One of accused reportedly served in a police unit in Chechnya

An unidentified suspect (L), detained over the killing of Boris Nemtsov, is escorted while entering a court building in Moscow on Sunday. Photograph: Tatyana Makeyeva/Reuters

An unidentified suspect (L), detained over the killing of Boris Nemtsov, is escorted while entering a court building in Moscow on Sunday. Photograph: Tatyana Makeyeva/Reuters

 

Russian authorities have charged two men with involvement in the murder of Kremlin critic Boris Nemtsov, one of whom served in a police unit in Chechnya, according to a law enforcement official.

A total of five men were frogmarched into a Moscow courtroom on Sunday, forced by masked security officers gripping their bound arms to walk doubled over. Three of them have not yet been charged and are being treated as suspects, said court spokeswoman Anna Fadeyeva.

Court officials named Anzor Gubashev and Zaur Dadayev as those charged, and said Mr Gubashev’s brother Shagid was one of the three suspects.

Russian media reports said they originated from Chechnya, the mainly Muslim southern republic that has seen violent separatist insurgencies over the past two decades.

The judge at Mr Dadayev’s hearing, Natalia Mushnikova, said he had admitted involvement in the killing and ordered him to be held in custody until April 28th. “Dadayev’s involvement in committing this crime is confirmed by, apart from his own confession, the totality of evidence gathered as part of this criminal case,” she told the court.

Mr Nemtsov was shot dead on the night of February 27th within sight of the Kremlin walls, in the most high-profile killing of an opposition figure in the 15 years that President Vladimir Putin has been in office.

Some associates of Mr Nemtsov, a 55-year-old former deputy prime minister who became a Putin critic, say the Kremlin stands to gain from his death and insist they will only be satisfied if prosecutors track down whoever orchestrated the killing, rather than just the people who pulled the trigger.

Several other high-profile killings in Russia - including the 2006 shooting of jouralist Anna Politkovskaya - have been attributed to gunmen from Chechnya and neighbouring regions, while those who ordered the crimes were never firmly identified.

Russian officials have denied involvement in Mr Nemtsov’s death and Mr Putin has condemned the killing.

A security official in the southern Russian region of Ingushetia where some of the suspects were detained, Albert Barakhayev, told Russian news agencies Dadayev served for about 10 years in the “Sever” police battalion, part of the interior ministry of the neighbouring region of Chechnya.

There was no immediate confirmation of that from the Chechen authorities, and it was not clear if Mr Dadayev was still a serving member of the battalion.

Court officials named the other two suspects as Ramzan Bakhayev and Tamerlan Eskerkhanov.

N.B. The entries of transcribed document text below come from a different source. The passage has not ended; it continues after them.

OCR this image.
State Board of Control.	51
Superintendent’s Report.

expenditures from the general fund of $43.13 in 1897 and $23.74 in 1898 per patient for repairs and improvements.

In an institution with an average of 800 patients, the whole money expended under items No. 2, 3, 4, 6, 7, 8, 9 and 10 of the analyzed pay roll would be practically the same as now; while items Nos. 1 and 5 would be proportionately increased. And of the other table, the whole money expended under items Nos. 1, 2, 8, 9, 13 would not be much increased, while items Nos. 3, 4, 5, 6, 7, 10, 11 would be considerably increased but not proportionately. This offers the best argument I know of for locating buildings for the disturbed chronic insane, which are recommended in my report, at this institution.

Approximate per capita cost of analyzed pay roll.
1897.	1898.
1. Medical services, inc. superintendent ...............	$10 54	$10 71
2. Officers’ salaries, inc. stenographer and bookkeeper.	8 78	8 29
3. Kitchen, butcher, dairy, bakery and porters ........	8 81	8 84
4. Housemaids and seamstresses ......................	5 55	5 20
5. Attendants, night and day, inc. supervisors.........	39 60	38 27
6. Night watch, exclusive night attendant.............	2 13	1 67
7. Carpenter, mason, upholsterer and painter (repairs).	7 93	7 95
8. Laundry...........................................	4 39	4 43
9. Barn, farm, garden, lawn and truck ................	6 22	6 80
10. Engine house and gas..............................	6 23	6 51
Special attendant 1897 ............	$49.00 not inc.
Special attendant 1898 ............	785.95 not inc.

Chechnya is now firmly under the control of its leader, Ramzan Kadyrov, a former rebel who now pledges loyalty to Moscow and has considerable autonomy over the running of the region, including its security services. There have been cases in the past where employees of Russian law enforcement agencies have been prosecuted after moonlighting for organised crime groups.

Russia’s Interfax news agency, quoting a Chechen law enforcement source, said a man killed in a standoff with police in the Chechen capital late on Saturday was wanted by police in connection with Mr Nemtsov’s killing.

The agency said when police arrived at an apartment block, the man threw one grenade at officers and then blew himself up with a second.

Mr Nemtsov’s closest aide said the day before his death he clandestinely scribbled a note to her about how he was investigating the involvement of Russia’s military in fighting in east Ukraine.

Some of Mr Nemtsov’s friends have asked why the police took so long to arrive at the scene of the crime and how someone could fire six shots at him and get away in an area monitored by closed-circuit television footage.